February 3rd, 2003, 08:05 PM
Hey you professionals out there.......
Okay, so I asked this once before but now am getting a little bit more info because I am able to ask a more specific question. Do any of you out there work as a Computer Forencics expert and if so could you tell me the path (educational wise) that you took to get there and what, if any, things you would go about differently to get to the same posisition. Also, with a degree should I still seek a certification in Foundstone or Sans? If so which? I appreciate the help. In college but trying to narrow down my path before to long so I don't have to backtrack.
"Where the tree of knowledge stands, there is always paradise": thus speak the oldest and the youngest serpents.
- Friedrich Nietzsche
February 3rd, 2003, 09:22 PM
Well, while I'm not a computer forensics officer (CFO) (yet) I can tell you what to go for.
Most of the cases a CFO's will do is child pornography. There will be some cases of other sorts, but this seems to be the dominating cases.
As for schooling, A+ is good to have for proof of knowing the ins and outs of a computer. (especially if they trash the bios or something....)
Also, take up some cryptography classes (some use encryptions).
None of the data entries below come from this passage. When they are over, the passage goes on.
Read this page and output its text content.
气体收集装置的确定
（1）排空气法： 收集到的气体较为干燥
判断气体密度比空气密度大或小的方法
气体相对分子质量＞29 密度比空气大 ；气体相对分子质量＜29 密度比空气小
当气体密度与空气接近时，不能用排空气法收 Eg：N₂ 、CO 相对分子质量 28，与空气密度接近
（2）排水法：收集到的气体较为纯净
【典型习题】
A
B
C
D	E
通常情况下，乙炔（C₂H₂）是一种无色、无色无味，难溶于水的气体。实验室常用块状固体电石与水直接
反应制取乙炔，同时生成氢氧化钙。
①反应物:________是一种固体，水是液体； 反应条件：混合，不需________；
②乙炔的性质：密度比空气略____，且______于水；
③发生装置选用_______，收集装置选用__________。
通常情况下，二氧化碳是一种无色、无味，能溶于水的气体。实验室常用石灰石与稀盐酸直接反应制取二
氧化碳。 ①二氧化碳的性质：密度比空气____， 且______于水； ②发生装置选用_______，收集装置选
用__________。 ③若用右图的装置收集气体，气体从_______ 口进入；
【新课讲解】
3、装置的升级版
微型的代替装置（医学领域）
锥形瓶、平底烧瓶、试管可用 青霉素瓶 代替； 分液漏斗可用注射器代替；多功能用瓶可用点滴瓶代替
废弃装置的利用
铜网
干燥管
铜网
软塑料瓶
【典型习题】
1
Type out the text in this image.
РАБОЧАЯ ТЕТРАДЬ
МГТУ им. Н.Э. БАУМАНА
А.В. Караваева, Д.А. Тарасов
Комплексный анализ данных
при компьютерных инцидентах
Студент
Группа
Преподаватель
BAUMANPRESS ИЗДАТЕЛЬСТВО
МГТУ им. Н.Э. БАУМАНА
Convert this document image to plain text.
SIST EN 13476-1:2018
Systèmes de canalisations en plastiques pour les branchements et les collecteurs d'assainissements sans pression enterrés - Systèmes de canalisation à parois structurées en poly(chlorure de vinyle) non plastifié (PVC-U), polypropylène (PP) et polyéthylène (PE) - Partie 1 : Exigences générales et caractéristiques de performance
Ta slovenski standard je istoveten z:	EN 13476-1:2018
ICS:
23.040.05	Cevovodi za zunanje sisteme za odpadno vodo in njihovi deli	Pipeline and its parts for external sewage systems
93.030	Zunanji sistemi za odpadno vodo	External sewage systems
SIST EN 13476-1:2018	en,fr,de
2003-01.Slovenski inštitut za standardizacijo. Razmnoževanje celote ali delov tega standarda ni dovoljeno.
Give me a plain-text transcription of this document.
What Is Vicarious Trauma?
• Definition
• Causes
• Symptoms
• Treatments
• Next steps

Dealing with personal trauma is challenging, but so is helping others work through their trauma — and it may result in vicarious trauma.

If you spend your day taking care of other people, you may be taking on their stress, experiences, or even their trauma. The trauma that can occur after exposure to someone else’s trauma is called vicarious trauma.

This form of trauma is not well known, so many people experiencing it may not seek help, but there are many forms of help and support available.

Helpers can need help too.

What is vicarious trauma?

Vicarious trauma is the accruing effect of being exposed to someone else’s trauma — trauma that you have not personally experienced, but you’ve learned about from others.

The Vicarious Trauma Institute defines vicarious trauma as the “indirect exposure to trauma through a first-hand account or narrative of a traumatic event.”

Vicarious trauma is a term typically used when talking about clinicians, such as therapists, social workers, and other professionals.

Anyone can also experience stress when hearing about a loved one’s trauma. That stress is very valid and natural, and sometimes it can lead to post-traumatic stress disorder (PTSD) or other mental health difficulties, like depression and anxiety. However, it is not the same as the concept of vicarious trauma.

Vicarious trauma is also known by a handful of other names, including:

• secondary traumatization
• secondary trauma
While I know that you can use a cracker, it's good to know.
None of the network courses are really good to take because police confiscate the computers and bring them to the CFO guy.
Take something along the lines of Windows Advanced and Linux Advanced courses (so you know the OS in and out as well...)
The reason I say A+ and OS Advanced is so that, say a person created a Linux partition, but with no boot loader (no Lilo, grub or bootmagic) and uses a floppy to boot in, something like that won't be apparent to everyone. But, to an A+ guy, reading the hardrive would tell you that there's something odd about a 30gig drive only using 22gigs......
On top of taking courses, take challenges for yourself. Create scenarios (like the one above) and try to solve it.
While most kiddie porn lovers are dumb as a bed post and leave all their photos out in the open (not encrypted - or even passworded), and even named correctly (ie: kiddie032.jpg, naked6yearold01.jpg, etc), some will put up a challenge.
Also, take some basic programming classes. Some of these people will set hardrive wipers if something is, or isn't, executed at certain times.
(ie: password validator every 2 hours on, pcanywhere group watch, command rename to a malicious replacement)
Hope that points you in some direction.
Also, read the profiling section to this site. here While it is an everyday thing in robberies and murders, it seems to be something left out in most CFO trainings. (usually because the culprit is already caught - so they think...)
*Add: Check out this article posted by t2k2 here
Also, check the CF forum. never checked it myself... maybe I should, eh?